Das stimmt, das Flatrate-Modell hat sehr gut funktioniert. Wir konnten Kunden gewinnen und uns gut im Markt positionieren. Im Laufe der vergangenen Jahre haben wir zunehmend Aufträge für Großprojekte erhalten – darauf haben wir auch unsere Struktur und unser Unternehmen ausgerichtet.

Das heißt?

Wir merken, dass wir uns mit Kleinkunden zunehmend schwer tun. Dort herrscht aktuell ein extremer Preiskampf und Konkurrenzdruck. Andere Anbieter können kleine Unternehmen und Stadtwerke mit einigen Ladepunkten viel effizienter bedienen als wir. Deshalb wollen wir uns sukzessive aus diesem Markt zurückziehen.

Welche Großkunden peilen Sie stattdessen an?

Wir orientieren uns auf Projekte mit internationalem Fokus, denn hier können wir unsere Stärken ausspielen. Hier differenzieren wir uns vom Wettbewerb.

Inwiefern?

Ein Feedback unserer Kunden ist, dass wir quasi der einzige Anbieter sind, der die Umsatzsteuer europaweit nahtlos abbilden kann. Wir sind heute imstande, für ein Projekt wie Ionity mit Sitz in Deutschland einen Ladevorgang in der Schweiz mit einem norwegischen Mobility Service Provider abzurechnen. Wir haben hierfür eine Instanz aufgesetzt, dass die ganzen Umsatzsteuerprozesse korrekt abwickeln und automatisiert verarbeiten kann. Das ist eines der Themen, bei dem wir eine Vorreiterrolle haben.

Und diesen Vorteil wollen sie jetzt zu Geld machen…

Wir positionieren uns als Plattformanbieter und ermöglichen es auf diese Weise großen Unternehmen, für ihre Projekte sinnvolle Use Cases abzubilden. Vor diesem Hintergrund haben wir nach sieben Jahren am Markt unser Preismodell umgestellt.
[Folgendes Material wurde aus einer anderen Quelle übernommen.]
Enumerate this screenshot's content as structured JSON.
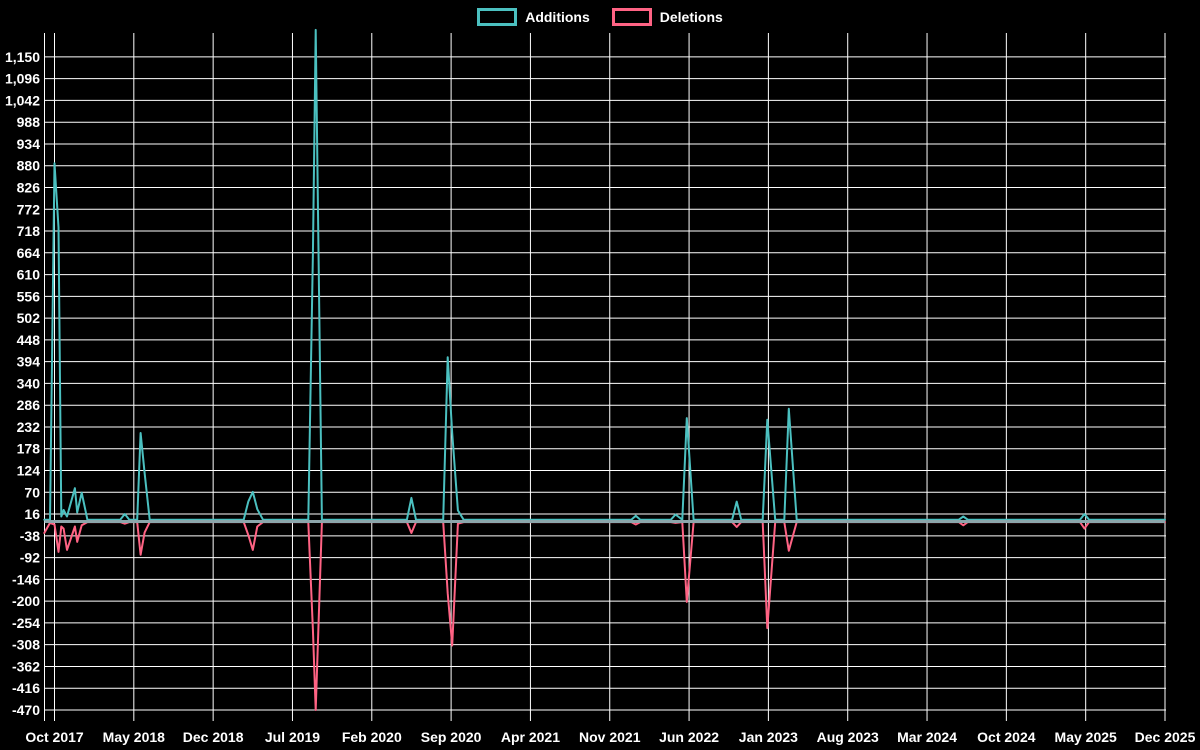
{
  "colors": {
    "background": "#000000",
    "grid": "#ffffff",
    "text": "#ffffff",
    "additions": "#4bc0c0",
    "deletions": "#ff6384",
    "baseline_blend": "#8ca6ab"
  },
  "chart_data": {
    "type": "line",
    "title": "",
    "legend_position": "top-center",
    "grid": true,
    "legend": [
      {
        "label": "Additions",
        "color": "#4bc0c0"
      },
      {
        "label": "Deletions",
        "color": "#ff6384"
      }
    ],
    "x_axis": {
      "label": "",
      "tick_labels": [
        "Oct 2017",
        "May 2018",
        "Dec 2018",
        "Jul 2019",
        "Feb 2020",
        "Sep 2020",
        "Apr 2021",
        "Nov 2021",
        "Jun 2022",
        "Jan 2023",
        "Aug 2023",
        "Mar 2024",
        "Oct 2024",
        "May 2025",
        "Dec 2025"
      ],
      "tick_interval_months": 7,
      "months_span": 98,
      "x_unit": "months_since_Oct_2017"
    },
    "y_axis": {
      "label": "",
      "tick_step": 54,
      "min": -470,
      "max": 1204,
      "tick_values": [
        1150,
        1096,
        1042,
        988,
        934,
        880,
        826,
        772,
        718,
        664,
        610,
        556,
        502,
        448,
        394,
        340,
        286,
        232,
        178,
        124,
        70,
        16,
        -38,
        -92,
        -146,
        -200,
        -254,
        -308,
        -362,
        -416,
        -470
      ]
    },
    "series": [
      {
        "name": "Additions",
        "color": "#4bc0c0",
        "points": [
          [
            -0.9,
            2
          ],
          [
            -0.4,
            2
          ],
          [
            0,
            886
          ],
          [
            0.35,
            727
          ],
          [
            0.6,
            10
          ],
          [
            0.8,
            26
          ],
          [
            1.1,
            10
          ],
          [
            1.8,
            80
          ],
          [
            2.0,
            20
          ],
          [
            2.4,
            69
          ],
          [
            2.9,
            2
          ],
          [
            5.8,
            2
          ],
          [
            6.2,
            16
          ],
          [
            6.6,
            2
          ],
          [
            7.3,
            2
          ],
          [
            7.6,
            217
          ],
          [
            7.95,
            118
          ],
          [
            8.4,
            2
          ],
          [
            16.7,
            2
          ],
          [
            17.1,
            47
          ],
          [
            17.5,
            71
          ],
          [
            17.9,
            28
          ],
          [
            18.4,
            2
          ],
          [
            22.4,
            2
          ],
          [
            22.8,
            660
          ],
          [
            23.05,
            1217
          ],
          [
            23.6,
            2
          ],
          [
            31.1,
            2
          ],
          [
            31.5,
            56
          ],
          [
            31.9,
            2
          ],
          [
            34.3,
            2
          ],
          [
            34.7,
            405
          ],
          [
            35.1,
            217
          ],
          [
            35.6,
            25
          ],
          [
            36.1,
            2
          ],
          [
            50.9,
            2
          ],
          [
            51.3,
            12
          ],
          [
            51.7,
            2
          ],
          [
            54.4,
            2
          ],
          [
            54.8,
            15
          ],
          [
            55.4,
            2
          ],
          [
            55.8,
            254
          ],
          [
            56.4,
            2
          ],
          [
            59.8,
            2
          ],
          [
            60.2,
            47
          ],
          [
            60.6,
            2
          ],
          [
            62.5,
            2
          ],
          [
            62.9,
            250
          ],
          [
            63.6,
            2
          ],
          [
            64.4,
            2
          ],
          [
            64.8,
            277
          ],
          [
            65.5,
            2
          ],
          [
            79.8,
            2
          ],
          [
            80.2,
            10
          ],
          [
            80.6,
            2
          ],
          [
            90.5,
            2
          ],
          [
            90.9,
            16
          ],
          [
            91.3,
            2
          ],
          [
            98,
            2
          ]
        ]
      },
      {
        "name": "Deletions",
        "color": "#ff6384",
        "points": [
          [
            -0.9,
            -31
          ],
          [
            -0.4,
            -6
          ],
          [
            0,
            -10
          ],
          [
            0.35,
            -78
          ],
          [
            0.6,
            -15
          ],
          [
            0.8,
            -20
          ],
          [
            1.1,
            -73
          ],
          [
            1.8,
            -15
          ],
          [
            2.0,
            -53
          ],
          [
            2.4,
            -12
          ],
          [
            2.9,
            -4
          ],
          [
            5.8,
            -4
          ],
          [
            6.2,
            -8
          ],
          [
            6.6,
            -4
          ],
          [
            7.3,
            -4
          ],
          [
            7.6,
            -85
          ],
          [
            7.95,
            -30
          ],
          [
            8.4,
            -4
          ],
          [
            16.7,
            -4
          ],
          [
            17.1,
            -36
          ],
          [
            17.5,
            -73
          ],
          [
            17.9,
            -15
          ],
          [
            18.4,
            -4
          ],
          [
            22.4,
            -4
          ],
          [
            22.8,
            -270
          ],
          [
            23.05,
            -470
          ],
          [
            23.6,
            -4
          ],
          [
            31.1,
            -4
          ],
          [
            31.5,
            -31
          ],
          [
            31.9,
            -4
          ],
          [
            34.3,
            -4
          ],
          [
            34.7,
            -180
          ],
          [
            35.1,
            -310
          ],
          [
            35.6,
            -8
          ],
          [
            36.1,
            -4
          ],
          [
            50.9,
            -4
          ],
          [
            51.3,
            -10
          ],
          [
            51.7,
            -4
          ],
          [
            54.4,
            -4
          ],
          [
            54.8,
            -6
          ],
          [
            55.4,
            -4
          ],
          [
            55.8,
            -202
          ],
          [
            56.4,
            -4
          ],
          [
            59.8,
            -4
          ],
          [
            60.2,
            -16
          ],
          [
            60.6,
            -4
          ],
          [
            62.5,
            -4
          ],
          [
            62.9,
            -267
          ],
          [
            63.6,
            -4
          ],
          [
            64.4,
            -4
          ],
          [
            64.8,
            -75
          ],
          [
            65.5,
            -4
          ],
          [
            79.8,
            -4
          ],
          [
            80.2,
            -12
          ],
          [
            80.6,
            -4
          ],
          [
            90.5,
            -4
          ],
          [
            90.9,
            -20
          ],
          [
            91.3,
            -4
          ],
          [
            98,
            -4
          ]
        ]
      }
    ]
  }
}
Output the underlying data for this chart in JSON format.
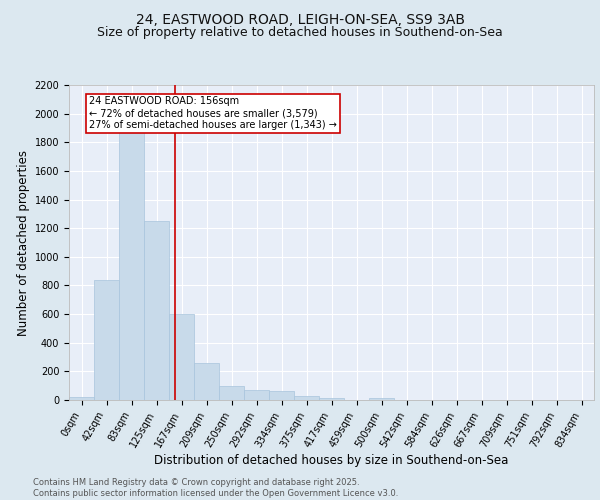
{
  "title_line1": "24, EASTWOOD ROAD, LEIGH-ON-SEA, SS9 3AB",
  "title_line2": "Size of property relative to detached houses in Southend-on-Sea",
  "xlabel": "Distribution of detached houses by size in Southend-on-Sea",
  "ylabel": "Number of detached properties",
  "bar_color": "#c8daea",
  "bar_edge_color": "#a8c4dc",
  "background_color": "#e8eef8",
  "grid_color": "#ffffff",
  "annotation_text": "24 EASTWOOD ROAD: 156sqm\n← 72% of detached houses are smaller (3,579)\n27% of semi-detached houses are larger (1,343) →",
  "vline_color": "#cc0000",
  "annotation_box_color": "#cc0000",
  "categories": [
    "0sqm",
    "42sqm",
    "83sqm",
    "125sqm",
    "167sqm",
    "209sqm",
    "250sqm",
    "292sqm",
    "334sqm",
    "375sqm",
    "417sqm",
    "459sqm",
    "500sqm",
    "542sqm",
    "584sqm",
    "626sqm",
    "667sqm",
    "709sqm",
    "751sqm",
    "792sqm",
    "834sqm"
  ],
  "values": [
    20,
    840,
    1870,
    1250,
    600,
    255,
    100,
    72,
    62,
    25,
    15,
    0,
    15,
    0,
    0,
    0,
    0,
    0,
    0,
    0,
    0
  ],
  "ylim": [
    0,
    2200
  ],
  "yticks": [
    0,
    200,
    400,
    600,
    800,
    1000,
    1200,
    1400,
    1600,
    1800,
    2000,
    2200
  ],
  "footer_line1": "Contains HM Land Registry data © Crown copyright and database right 2025.",
  "footer_line2": "Contains public sector information licensed under the Open Government Licence v3.0.",
  "title_fontsize": 10,
  "subtitle_fontsize": 9,
  "tick_fontsize": 7,
  "label_fontsize": 8.5,
  "footer_fontsize": 6
}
Wie sieht das Modell künftig aus?

Wir fahren zweigleisig: Für kleinere Umfänge gibt es ein Pay-as-you-go-Modell. Hiermit wollen wir nach wie vor kleinere Unternehmen ansprechen und ihnen den Einstieg mit einer soliden Plattfrom ermöglichen, auf deren Basis sie wachsen können. Mit einem Preis von 15 Euro pro Ladepunkt im Monat sind wir bei Weitem nicht der billigste Anbieter. Wir wollen hier kein Preisführer sein, sondern die Technologieführerschaft. Deshalb haben wir uns bewusst dafür entschieden, in der Pay-as-you-go-Variante nicht in einen Preiskampf einzusteigen. Wir liegen jetzt sicher am oberen Segment des Marktumfelds, bieten den Kunden dafür aber auch eine Plattform, die nach oben hin frei skaliert.

Und die zweite Schiene?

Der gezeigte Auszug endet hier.